Can you elaborate on this or refer me to studies so I can adequately respond?
How so?
I am not sure what this has to do with my point, but I made an inference about there being a divine intelligence from those studies. However, I was not suggesting that those studies made that same inference.
Yes, as I mentioned above, why does this matter?
Unfortunately, just the abstract since it required me to pay for an subscription.
In general, someone complaining that scientists haven’t or can’t prove something is trying to fool someone (particularly him/herself). Science is about testing hypotheses, not proving things. That’s why it works so well.
You gave a misrepresentation of his tiny amount of work, ignoring vast amounts of more thorough work. Are you in the habit of providing citations that you later realize aren’t necessary, or did you maybe realize that I had a point?
You might learn something about real-world science if you presented the 2004 paper. Do you have it? I can send a PDF if you like.
Is anyone looking? And if not, what’s your point?
If I do, will you bother to read the studies, or just the abstracts?
You’re calling it a study. There’s no study there.
Given their propensity for repeating any quote they find in Creationist literature, I cannot help but think that @Meerkat_SK5 has named themselves after the wrong taxa: Parrot_SK5 might be more appropriate.
On second thought, I took your response here for granite because I think you are on to something. I just realized that this topic has been focusing more on whether it’s true or not rather than whether it’s useful or not, which I think is causing a lot of problems with my interactions with everybody.
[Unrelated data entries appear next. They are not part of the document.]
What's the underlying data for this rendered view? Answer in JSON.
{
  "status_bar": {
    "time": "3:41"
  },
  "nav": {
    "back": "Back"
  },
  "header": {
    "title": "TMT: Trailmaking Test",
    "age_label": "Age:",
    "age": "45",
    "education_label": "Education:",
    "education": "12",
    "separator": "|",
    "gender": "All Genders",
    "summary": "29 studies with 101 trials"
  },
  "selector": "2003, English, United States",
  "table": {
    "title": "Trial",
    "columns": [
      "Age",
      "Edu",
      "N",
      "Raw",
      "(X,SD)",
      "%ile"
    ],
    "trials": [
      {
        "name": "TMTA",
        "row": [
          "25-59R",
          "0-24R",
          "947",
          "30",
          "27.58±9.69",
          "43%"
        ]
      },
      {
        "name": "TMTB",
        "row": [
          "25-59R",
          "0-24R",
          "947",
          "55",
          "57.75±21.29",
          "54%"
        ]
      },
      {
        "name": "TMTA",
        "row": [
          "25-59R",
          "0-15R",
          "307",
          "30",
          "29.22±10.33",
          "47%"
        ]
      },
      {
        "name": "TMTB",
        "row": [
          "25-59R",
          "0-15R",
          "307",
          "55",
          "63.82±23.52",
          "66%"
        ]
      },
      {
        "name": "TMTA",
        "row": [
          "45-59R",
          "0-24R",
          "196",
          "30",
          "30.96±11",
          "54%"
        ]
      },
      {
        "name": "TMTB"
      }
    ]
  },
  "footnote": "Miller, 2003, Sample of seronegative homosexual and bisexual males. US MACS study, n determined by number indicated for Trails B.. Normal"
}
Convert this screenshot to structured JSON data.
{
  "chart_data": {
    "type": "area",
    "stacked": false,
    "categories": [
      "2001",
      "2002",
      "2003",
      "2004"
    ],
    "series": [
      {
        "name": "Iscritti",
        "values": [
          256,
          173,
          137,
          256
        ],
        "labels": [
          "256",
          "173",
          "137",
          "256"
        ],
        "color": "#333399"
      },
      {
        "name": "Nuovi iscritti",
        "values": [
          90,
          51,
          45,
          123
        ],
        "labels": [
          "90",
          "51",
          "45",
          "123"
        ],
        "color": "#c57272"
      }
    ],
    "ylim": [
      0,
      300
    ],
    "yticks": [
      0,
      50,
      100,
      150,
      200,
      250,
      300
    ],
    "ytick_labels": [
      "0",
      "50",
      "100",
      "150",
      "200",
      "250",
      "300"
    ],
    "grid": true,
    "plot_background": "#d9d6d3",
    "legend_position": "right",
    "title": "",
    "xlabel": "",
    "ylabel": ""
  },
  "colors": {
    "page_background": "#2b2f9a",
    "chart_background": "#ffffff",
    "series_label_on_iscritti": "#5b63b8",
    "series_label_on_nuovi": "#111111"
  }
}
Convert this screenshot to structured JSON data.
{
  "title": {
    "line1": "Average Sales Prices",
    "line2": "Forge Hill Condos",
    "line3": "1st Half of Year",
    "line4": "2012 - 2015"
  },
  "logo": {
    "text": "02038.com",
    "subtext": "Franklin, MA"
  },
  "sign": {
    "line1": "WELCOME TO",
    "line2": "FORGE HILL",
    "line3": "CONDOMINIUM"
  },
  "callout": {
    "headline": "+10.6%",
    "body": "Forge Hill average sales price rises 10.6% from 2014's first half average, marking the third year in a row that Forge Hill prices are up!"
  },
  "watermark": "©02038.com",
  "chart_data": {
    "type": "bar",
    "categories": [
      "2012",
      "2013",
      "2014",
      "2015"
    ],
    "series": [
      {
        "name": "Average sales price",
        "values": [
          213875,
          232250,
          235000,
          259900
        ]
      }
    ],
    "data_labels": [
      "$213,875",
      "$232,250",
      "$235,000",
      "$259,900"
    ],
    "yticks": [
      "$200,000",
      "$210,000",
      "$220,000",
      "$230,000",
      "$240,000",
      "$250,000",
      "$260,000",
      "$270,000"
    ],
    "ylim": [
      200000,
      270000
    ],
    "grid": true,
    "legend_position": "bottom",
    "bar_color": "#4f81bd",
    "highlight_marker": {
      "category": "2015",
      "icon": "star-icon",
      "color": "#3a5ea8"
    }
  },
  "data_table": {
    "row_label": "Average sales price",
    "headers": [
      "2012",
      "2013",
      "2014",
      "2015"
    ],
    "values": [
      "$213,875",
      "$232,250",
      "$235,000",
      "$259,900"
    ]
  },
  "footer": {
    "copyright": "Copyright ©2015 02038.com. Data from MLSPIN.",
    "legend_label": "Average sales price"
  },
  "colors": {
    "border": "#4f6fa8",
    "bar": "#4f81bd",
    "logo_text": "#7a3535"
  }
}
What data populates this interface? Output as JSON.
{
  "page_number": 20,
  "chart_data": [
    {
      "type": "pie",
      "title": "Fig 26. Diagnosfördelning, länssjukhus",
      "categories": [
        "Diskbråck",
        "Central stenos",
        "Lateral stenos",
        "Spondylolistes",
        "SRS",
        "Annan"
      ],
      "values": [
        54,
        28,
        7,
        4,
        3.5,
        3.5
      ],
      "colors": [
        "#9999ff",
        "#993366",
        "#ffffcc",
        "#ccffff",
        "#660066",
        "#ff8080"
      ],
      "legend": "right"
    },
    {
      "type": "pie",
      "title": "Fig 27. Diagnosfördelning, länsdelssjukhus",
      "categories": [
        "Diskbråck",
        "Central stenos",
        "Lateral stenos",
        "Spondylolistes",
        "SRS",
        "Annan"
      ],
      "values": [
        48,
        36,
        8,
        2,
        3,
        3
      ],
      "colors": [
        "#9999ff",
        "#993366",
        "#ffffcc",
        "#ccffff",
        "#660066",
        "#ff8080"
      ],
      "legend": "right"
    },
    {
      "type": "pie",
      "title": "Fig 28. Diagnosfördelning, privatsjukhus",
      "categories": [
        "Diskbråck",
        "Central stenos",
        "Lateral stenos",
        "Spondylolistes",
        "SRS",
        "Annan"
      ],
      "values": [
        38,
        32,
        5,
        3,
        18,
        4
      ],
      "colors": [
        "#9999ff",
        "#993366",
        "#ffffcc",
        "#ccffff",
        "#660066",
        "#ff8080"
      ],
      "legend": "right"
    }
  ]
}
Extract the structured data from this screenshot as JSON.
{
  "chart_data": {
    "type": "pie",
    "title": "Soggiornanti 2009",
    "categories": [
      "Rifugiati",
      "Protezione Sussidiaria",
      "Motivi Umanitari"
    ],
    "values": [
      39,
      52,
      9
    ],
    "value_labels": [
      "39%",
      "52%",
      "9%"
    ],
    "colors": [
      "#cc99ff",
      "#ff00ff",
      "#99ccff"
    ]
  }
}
I will probably have to divide these topics in the future. For this reason, I have decided to end my engagement on this topic. Sorry for wasting everybody’s time again. Chow for now.
It is very important to understand that science is a pragmatic enterprise. It is not a truth seeking enterprise. Scientists are concerned about truth, and they won’t ignore it. But what they are doing is primarily pragmatic.
Suppose that divine intelligent design is actually true, and that common descent is actually false. If studying intelligent design does not help the scientist, but studying common descent is very useful for understanding biology, then the scientists are going to go with common descent – especially when actual truth is unknowable in this case.
Christians who are evolutionary biologists might even be assuming that there is a divine intelligent design underlying what they see, and that evolution is just the working out of that design. But they are going to continue studying evolutionary biology, because that’s what leads to new discoveries in biology.